Modelling, performance improvement and emission reduction of large two-stroke diesel engine using multi-zone combustion model

Abstract

The main energy source in marine industry is fossil fuel. Diesel engines are main power supply in sea transport at present times and will also be in the future. Energy conservation and environmental protection are the main problems that engine manufacturers are facing. Researchers have been making a lot of effort over the last decades to analyse energy conversion in large two-stroke engines. A 1-dimensional large two-stroke low-speed diesel engine model is developed, along with a multi-zone combustion model (MZCM), in which the losses of exchanging working medium and gas composition are calculated in the whole engine, unlike the preceding 0-dimensional and quasi-dimensional engine models that are only calculated in engine cylinder chamber. The model of a low-speed two-stroke marine diesel engine is calibrated and validated with experimental data and is used for simulation and analysis of the engine performance, combustion behaviour and emission of harmful exhaust gases. Large two-stroke marine diesel engines are problematic for modelling due to very few researches on this issue, due to the unsuitability of applying model on a low-speed two-stroke big diesel engines, large number of parameters that affect combustion behaviour, shape of ports and exhaust valves, working medium flow as well as because of shape of combustion chambers in these engines.

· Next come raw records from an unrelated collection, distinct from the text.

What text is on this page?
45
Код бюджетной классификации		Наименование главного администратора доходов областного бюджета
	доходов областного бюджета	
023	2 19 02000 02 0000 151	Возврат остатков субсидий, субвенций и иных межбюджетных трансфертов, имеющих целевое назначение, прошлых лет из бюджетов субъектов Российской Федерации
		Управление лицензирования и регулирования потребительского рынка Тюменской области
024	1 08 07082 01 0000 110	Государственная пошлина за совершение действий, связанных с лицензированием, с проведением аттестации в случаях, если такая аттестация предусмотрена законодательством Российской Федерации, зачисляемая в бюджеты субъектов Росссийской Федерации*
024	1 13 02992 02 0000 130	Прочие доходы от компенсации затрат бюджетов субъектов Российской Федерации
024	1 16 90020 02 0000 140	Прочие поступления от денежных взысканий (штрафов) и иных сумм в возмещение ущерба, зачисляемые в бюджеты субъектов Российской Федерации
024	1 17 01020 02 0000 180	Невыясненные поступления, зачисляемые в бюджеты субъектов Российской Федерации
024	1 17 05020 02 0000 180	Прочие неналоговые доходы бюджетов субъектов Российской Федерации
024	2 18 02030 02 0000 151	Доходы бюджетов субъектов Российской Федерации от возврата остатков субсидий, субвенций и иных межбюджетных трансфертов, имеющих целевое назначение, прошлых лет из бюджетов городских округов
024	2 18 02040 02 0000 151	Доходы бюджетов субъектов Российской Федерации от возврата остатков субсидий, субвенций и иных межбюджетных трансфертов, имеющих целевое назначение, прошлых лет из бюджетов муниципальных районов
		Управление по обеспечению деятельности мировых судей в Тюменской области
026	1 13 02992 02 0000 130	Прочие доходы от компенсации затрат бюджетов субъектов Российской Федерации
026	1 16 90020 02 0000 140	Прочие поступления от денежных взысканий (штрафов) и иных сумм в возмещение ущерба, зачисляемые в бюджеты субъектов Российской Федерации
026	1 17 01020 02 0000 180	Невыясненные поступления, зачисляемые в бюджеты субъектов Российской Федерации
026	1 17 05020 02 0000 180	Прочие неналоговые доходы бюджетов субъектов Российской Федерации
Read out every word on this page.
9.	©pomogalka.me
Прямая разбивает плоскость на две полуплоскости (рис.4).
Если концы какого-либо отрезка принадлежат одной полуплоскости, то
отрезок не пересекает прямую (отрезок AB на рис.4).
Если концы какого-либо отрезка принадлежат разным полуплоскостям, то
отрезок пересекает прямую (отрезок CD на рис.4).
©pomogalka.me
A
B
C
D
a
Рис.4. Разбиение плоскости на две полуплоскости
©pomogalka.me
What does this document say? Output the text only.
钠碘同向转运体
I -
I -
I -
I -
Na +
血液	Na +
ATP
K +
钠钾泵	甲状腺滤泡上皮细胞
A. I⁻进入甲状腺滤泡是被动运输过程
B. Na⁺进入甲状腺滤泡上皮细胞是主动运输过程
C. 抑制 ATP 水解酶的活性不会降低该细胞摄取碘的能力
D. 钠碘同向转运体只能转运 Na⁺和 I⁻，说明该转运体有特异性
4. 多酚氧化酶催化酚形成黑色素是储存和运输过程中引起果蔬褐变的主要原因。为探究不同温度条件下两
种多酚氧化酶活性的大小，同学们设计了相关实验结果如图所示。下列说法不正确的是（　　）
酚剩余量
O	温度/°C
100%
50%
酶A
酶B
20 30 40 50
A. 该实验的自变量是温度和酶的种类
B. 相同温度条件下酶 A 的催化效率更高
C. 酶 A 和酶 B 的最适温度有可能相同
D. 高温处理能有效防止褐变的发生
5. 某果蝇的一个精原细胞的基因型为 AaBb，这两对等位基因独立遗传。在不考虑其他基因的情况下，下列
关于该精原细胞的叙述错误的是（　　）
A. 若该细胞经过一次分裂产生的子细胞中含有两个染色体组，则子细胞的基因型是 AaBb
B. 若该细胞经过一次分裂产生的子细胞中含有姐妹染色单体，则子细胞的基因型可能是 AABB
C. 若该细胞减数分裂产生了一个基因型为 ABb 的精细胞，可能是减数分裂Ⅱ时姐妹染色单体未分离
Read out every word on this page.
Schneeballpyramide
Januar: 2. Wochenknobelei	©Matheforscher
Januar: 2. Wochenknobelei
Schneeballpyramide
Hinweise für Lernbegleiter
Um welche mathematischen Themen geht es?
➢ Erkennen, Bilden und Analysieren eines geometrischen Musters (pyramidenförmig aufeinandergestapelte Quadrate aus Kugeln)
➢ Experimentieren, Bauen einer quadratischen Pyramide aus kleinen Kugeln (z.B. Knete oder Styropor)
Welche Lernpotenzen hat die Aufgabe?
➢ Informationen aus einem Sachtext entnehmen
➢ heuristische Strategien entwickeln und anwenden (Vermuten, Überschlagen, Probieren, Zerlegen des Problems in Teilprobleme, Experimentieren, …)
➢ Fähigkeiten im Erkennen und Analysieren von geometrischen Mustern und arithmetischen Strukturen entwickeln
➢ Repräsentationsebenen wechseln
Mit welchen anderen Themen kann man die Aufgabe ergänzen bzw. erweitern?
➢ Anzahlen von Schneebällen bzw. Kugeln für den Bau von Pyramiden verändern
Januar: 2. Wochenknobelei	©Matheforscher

For the reasons above, this research paper and its experiments contribute to better understanding large two-stroke low-speed marine diesel engine process. Analysis of engine characteristic was done by varying the most important parameters. Optimization of fuel injection characteristic and exhaust timing is achieved. The parameter of changing injection profile from classic to pre-injection was performed, and the effects on engine performance, NOx, CO and soot emissions were showed. With a pre-injection profile it is possible to reduce NOx emission by 9%, but a decrease in engine power is significant.